When are policies about patient-detainees patient-centered?

Christy Rentmeester, QHC Podcast host

Case

ICE officers bring a woman to an emergency department. She is in her mid-20s, pregnant, and might be in labor. Clinicians and trainees in the emergency department have to determine whether to admit this patient to the hospitals’ labor and delivery unit. So they need to speak with her about her history and symptoms and examine her. The case suggests that ICE officers do not leave while the patient is interviewed and physically examined. Also according to the case, the hospital’s policy about law enforcement personnel who accompany detained patients specifies that law enforcement personnel are allowed to “guard” a patient during a clinical encounter. It’s unclear what “guarding” means here, but the case does state that the hospital’s policy does not define the scope of a detainee/patient’s right to privacy. The case does specify that the hospital’s policy explicitly directs that one arm of a detainee/patient is to be handcuffed to a bed rail. The case does not specify who cuffs the patient to the bed. Nor does it specify whether or to what extent cuffing interfered with clinicians delivery of health services to the patient. Finally, the case states that an ICE officer moves the patient’s food to a place beyond her reach and continues to do so for hours.

One thing to do? Find and read relevant policies.

Most health care organizations have at least one policy meant to guide clinicians’ interactions with patients who are detained by law enforcement. (In organizations’ policies, patients in custody of law enforcement personnel might be referred to as “carceral” patients if they are serving a prison sentence, awaiting a court proceeding, or awaiting deportation; patients suspected of having participated in a crime might be called “forensic” patients.) An organization’s policy about “carceral” or “forensic” patients should acknowledge the policy’s intersections with other policies on topics such as privacy, confidentiality, informed consent or refusal, and voluntariness of decision-making.

Ask 3 questions.

Health care organizations’ policies can’t be implemented without people who work in those organizations, including clinicians. If a policy makes it harder to practice in a patient-centered way, it could be a source of undue moral distress to clinicians and should be revised.

  1. Which professional decisions or actions does a policy make easier or harder?

One good general definition of moral distress is this: a set of experiences of well-intentioned, well-trained clinicians whose moral agency is restricted by policies that make it hard to practice in patient-centered ways. When clinicians’ moral agency is restricted, they can’t act as they are motivated to act in service to patients, and they experience moral distress.

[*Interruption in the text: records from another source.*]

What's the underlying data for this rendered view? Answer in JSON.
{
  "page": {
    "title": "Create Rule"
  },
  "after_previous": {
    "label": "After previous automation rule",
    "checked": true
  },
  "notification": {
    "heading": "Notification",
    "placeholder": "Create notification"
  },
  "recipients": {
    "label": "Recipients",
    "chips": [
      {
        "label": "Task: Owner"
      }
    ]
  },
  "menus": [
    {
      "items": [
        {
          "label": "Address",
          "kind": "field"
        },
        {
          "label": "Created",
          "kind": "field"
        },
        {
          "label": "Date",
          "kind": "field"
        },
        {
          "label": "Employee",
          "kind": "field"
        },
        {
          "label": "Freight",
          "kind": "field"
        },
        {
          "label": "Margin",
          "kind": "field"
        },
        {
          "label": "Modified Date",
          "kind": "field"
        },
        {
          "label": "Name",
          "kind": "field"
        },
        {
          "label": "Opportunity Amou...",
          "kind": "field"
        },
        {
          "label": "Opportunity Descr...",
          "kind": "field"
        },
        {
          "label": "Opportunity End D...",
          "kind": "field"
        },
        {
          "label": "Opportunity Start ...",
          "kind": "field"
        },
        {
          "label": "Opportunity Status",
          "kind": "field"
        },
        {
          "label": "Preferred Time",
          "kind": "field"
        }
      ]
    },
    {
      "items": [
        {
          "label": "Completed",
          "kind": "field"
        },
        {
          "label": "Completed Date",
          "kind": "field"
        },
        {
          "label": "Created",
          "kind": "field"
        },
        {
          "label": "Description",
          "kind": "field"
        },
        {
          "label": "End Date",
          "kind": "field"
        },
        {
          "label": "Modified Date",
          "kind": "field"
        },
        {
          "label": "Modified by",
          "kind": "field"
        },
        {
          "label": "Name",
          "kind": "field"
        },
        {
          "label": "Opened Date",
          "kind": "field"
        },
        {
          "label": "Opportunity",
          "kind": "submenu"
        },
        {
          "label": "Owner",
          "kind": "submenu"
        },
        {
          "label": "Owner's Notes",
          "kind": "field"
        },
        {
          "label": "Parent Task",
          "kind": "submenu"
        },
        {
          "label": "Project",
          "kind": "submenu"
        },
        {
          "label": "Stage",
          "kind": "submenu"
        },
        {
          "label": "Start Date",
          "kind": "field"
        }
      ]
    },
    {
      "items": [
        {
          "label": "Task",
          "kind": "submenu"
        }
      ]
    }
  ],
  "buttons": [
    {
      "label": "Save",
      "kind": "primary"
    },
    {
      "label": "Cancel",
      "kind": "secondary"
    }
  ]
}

Revision of any policy that routinizes moral distress among clinicians should be an organizational priority. Organizational policy-making processes should generally include input from a cross-disciplinary range of thoughtful clinicians who have duties to respond with care to patients’ needs and vulnerabilites.

  1. When a policy was written, did it include perspectives of persons who have professional duties to promote patients’ best health interests?

If not, that policy could be hard to defend that policy as patient-centered. Business units within a health care organization (eg, risk management, general counsel, security) that wrote a policy are usually also responsible for updating or revising it.

A patient-centered policy about how a patient-detainee is treated should reference organizational policies that acknowledge key clinical ethics concepts (eg, privacy, voluntariness) and practices (eg, privacy protection, informed consent or refusal). Policies intended to guide uses of physical restraints (eg, cuffs, straps) or chemical restraints (eg, drugs) are particularly important.

  1. How should clinicians and trainees respond in cases in which a policy endorses use of restraints that are neither commensurate nor proportional to risk, if any, posed by a patient-detainee?

If a “forensic” or “carceral” patient policy is not patient-centered, but requires, in order to be implemented, decisions and actions by moral agents who have duties to promote patients’ best interests, then that policy is likely to routinize moral distress among clinicians who serve patients accompanied by law enforcement personnel. Where there is moral distress or divergence from patients’ needs and vulnerabilities, there are good reasons to ask questions like these.